Asymptotic reduction of battery degradation models (SEI growth and lithium plating) #
Ferran Brosa Planella
13:50 Tuesday in 4Q07.
Part of the Industrial mathematics session.
Abstract #
Understanding the degradation behaviour of lithium-ion batteries is a key step towards a better performance and longer battery life, which are crucial for a successful electrification of transport. However, coupling the standard Doyle-Fuller-Newman (DFN) model with degradation effects is significantly expensive from the computational point of view. This limitation motivates the need of simpler models, but these are usually posed in an ad hoc manner that leads to inconsistencies in the models and multiple formulations of the same model.

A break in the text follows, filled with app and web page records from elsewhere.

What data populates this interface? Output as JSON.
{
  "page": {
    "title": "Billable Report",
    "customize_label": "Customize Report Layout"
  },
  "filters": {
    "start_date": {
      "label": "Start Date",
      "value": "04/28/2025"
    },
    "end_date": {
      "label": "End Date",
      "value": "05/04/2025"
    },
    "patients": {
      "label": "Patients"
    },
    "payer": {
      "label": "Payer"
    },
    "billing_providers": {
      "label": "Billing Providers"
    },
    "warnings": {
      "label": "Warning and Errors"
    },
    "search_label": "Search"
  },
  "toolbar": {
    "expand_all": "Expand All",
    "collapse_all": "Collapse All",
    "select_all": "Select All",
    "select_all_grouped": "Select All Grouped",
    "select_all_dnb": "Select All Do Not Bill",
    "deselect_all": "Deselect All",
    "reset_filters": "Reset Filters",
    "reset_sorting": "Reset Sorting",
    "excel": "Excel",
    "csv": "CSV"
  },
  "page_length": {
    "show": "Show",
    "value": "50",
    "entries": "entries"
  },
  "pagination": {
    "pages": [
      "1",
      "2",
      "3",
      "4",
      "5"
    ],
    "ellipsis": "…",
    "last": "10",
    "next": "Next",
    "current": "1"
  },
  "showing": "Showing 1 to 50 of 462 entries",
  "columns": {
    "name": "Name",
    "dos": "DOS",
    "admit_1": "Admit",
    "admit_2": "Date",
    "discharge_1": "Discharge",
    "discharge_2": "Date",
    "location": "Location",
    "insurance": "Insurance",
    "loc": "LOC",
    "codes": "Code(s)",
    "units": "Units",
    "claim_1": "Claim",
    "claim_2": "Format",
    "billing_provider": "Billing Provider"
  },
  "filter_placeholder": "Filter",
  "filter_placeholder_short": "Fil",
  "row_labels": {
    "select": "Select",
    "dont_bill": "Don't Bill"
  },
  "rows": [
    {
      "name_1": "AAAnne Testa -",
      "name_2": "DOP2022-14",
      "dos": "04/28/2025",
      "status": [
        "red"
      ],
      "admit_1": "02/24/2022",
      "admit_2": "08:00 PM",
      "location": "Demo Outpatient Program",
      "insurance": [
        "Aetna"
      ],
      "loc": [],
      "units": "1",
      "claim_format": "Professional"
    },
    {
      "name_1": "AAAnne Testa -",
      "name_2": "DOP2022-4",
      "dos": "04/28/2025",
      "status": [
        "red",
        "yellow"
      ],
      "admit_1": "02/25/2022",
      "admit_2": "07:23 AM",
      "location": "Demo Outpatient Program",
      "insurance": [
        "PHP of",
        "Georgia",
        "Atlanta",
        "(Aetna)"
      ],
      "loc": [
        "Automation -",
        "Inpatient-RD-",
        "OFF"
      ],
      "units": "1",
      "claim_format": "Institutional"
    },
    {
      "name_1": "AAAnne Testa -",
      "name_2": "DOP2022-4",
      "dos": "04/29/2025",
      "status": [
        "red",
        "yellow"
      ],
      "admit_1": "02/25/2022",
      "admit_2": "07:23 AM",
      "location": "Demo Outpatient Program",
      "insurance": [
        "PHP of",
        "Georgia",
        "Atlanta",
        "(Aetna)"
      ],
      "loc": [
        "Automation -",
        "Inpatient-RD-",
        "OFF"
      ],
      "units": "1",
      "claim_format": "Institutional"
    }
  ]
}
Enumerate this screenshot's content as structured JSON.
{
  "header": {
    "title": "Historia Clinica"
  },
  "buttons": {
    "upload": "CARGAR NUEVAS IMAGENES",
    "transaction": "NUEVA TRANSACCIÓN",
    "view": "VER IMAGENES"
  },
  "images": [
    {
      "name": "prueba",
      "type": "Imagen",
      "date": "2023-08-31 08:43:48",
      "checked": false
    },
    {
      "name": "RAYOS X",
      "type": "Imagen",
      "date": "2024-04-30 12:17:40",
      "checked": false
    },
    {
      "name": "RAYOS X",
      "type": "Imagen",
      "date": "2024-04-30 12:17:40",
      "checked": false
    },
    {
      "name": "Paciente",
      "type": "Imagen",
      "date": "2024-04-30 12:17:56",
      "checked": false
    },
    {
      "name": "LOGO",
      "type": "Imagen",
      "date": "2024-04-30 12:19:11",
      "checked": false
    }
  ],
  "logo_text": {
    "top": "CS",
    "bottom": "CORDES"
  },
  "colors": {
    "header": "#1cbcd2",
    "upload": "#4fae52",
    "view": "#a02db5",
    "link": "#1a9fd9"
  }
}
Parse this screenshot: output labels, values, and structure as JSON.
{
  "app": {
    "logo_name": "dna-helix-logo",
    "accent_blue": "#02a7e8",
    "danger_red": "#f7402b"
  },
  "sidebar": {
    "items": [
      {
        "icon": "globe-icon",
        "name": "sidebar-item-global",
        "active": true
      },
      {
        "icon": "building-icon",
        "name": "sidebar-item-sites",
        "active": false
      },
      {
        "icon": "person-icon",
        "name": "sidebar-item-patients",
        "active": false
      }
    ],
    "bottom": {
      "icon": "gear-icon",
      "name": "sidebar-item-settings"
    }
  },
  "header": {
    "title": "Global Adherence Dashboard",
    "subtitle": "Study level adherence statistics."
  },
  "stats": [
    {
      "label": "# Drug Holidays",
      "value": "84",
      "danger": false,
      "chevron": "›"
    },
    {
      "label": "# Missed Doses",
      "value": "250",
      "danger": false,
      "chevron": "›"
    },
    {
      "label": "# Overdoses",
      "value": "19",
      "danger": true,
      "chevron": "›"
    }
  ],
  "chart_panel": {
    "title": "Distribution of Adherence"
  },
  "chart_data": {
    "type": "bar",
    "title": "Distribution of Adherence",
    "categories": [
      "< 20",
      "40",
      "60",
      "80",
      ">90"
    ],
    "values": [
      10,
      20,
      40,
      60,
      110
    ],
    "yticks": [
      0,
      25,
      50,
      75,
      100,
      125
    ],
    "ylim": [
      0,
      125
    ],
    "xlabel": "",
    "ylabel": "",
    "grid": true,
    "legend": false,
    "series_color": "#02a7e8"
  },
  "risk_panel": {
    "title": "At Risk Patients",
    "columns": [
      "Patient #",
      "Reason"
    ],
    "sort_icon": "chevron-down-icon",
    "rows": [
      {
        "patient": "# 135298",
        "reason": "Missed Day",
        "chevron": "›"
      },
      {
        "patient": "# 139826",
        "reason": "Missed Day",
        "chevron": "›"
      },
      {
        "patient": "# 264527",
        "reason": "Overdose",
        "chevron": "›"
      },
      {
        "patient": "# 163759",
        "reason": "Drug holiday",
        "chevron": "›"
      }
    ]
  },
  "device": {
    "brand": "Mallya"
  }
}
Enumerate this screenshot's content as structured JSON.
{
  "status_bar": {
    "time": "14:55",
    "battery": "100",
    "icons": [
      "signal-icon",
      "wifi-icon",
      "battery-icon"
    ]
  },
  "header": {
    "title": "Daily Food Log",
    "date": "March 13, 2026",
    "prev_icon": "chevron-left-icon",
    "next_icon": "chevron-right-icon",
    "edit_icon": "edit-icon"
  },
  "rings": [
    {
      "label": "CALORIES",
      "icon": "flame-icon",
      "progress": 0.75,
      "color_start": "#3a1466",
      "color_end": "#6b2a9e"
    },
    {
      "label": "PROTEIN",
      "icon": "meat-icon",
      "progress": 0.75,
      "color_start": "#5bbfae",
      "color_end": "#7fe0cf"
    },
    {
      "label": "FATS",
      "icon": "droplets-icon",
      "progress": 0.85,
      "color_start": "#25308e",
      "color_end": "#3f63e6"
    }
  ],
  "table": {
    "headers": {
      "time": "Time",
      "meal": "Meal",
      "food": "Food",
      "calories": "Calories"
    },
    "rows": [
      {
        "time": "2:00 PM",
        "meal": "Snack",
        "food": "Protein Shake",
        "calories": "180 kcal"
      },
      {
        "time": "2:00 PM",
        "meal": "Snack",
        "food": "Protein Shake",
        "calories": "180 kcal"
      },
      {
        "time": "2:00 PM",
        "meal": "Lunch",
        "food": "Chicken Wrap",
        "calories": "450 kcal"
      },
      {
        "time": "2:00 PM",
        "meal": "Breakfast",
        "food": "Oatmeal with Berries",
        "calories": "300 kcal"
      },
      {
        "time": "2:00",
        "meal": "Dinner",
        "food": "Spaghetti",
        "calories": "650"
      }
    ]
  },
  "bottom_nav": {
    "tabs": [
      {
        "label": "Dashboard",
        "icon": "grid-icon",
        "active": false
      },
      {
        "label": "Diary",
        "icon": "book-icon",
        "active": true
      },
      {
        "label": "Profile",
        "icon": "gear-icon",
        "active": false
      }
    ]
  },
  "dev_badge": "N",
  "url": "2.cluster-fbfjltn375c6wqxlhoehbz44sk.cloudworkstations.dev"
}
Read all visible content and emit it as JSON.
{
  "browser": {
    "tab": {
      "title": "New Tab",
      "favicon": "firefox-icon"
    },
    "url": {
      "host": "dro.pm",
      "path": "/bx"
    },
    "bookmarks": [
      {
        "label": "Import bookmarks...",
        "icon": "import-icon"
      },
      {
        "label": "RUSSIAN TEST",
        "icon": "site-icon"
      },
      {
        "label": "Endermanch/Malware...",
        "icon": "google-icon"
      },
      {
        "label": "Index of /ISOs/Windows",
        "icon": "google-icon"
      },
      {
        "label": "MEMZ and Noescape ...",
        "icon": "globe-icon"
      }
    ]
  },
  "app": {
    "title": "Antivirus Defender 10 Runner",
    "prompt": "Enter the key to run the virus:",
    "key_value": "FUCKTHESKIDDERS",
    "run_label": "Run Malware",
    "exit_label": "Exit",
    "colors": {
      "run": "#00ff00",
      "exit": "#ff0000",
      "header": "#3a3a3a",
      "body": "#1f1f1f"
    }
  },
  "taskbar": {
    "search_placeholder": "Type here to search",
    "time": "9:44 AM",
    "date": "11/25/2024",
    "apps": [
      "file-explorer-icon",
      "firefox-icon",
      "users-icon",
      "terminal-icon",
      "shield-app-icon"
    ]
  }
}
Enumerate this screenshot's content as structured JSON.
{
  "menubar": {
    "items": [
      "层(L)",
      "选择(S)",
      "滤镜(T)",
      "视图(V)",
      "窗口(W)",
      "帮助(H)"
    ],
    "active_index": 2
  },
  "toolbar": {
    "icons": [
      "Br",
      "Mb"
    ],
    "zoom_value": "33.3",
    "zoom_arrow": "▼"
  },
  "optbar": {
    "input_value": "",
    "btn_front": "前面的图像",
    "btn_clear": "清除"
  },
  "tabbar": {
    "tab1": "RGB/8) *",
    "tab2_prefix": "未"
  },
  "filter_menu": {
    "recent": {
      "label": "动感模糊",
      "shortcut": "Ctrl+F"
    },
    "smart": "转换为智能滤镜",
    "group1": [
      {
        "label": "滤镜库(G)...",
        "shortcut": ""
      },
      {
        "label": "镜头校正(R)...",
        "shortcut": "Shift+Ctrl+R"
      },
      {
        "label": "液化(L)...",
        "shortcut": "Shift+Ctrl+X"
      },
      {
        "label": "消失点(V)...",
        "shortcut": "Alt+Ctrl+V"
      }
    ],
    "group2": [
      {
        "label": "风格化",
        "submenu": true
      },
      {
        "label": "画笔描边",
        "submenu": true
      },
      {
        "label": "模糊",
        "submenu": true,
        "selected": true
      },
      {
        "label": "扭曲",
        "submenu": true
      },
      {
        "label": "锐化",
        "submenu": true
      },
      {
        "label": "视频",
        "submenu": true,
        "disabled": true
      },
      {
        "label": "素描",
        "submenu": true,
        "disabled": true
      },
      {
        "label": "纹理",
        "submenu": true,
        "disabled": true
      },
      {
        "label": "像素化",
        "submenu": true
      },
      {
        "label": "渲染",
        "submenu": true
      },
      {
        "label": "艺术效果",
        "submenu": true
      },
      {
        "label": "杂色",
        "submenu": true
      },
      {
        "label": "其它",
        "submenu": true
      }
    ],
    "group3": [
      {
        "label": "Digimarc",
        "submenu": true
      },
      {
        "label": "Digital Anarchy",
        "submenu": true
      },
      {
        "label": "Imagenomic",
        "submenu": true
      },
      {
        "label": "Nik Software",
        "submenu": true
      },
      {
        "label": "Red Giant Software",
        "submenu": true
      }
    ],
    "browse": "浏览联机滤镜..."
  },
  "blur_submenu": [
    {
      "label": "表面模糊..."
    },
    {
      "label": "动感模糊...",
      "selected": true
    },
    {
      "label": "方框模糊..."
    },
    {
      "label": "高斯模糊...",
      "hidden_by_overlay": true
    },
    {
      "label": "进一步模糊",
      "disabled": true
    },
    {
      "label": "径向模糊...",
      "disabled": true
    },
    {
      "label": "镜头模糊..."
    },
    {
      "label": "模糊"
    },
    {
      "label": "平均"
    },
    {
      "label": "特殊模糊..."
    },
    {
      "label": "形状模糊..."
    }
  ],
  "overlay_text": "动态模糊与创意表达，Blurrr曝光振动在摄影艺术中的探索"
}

In this work we present a Single Particle Model with electrolyte and a side reaction (SPMe+SR) derived from the full DFN model using asymptotic techniques. The advantage of this approach is that it is systematic and the assumptions on which it is based can be validated a priori, which allows the derivation of robust and physically consistent models. The side reaction included in the model is arbitrary and therefore the SPMe+SR can capture both SEI growth and lithium plating (very common degradation mechanisms), in addition to more complex scenarios which combine multiple reactions. We have implemented the SPMe+SR in PyBaMM (www.pybamm.org) and validated it against a DFN model for multiple scenarios, finding very high accuracy at a much lower computational cost. This opens the door to the application of this model to real-life problems, such as battery design and control.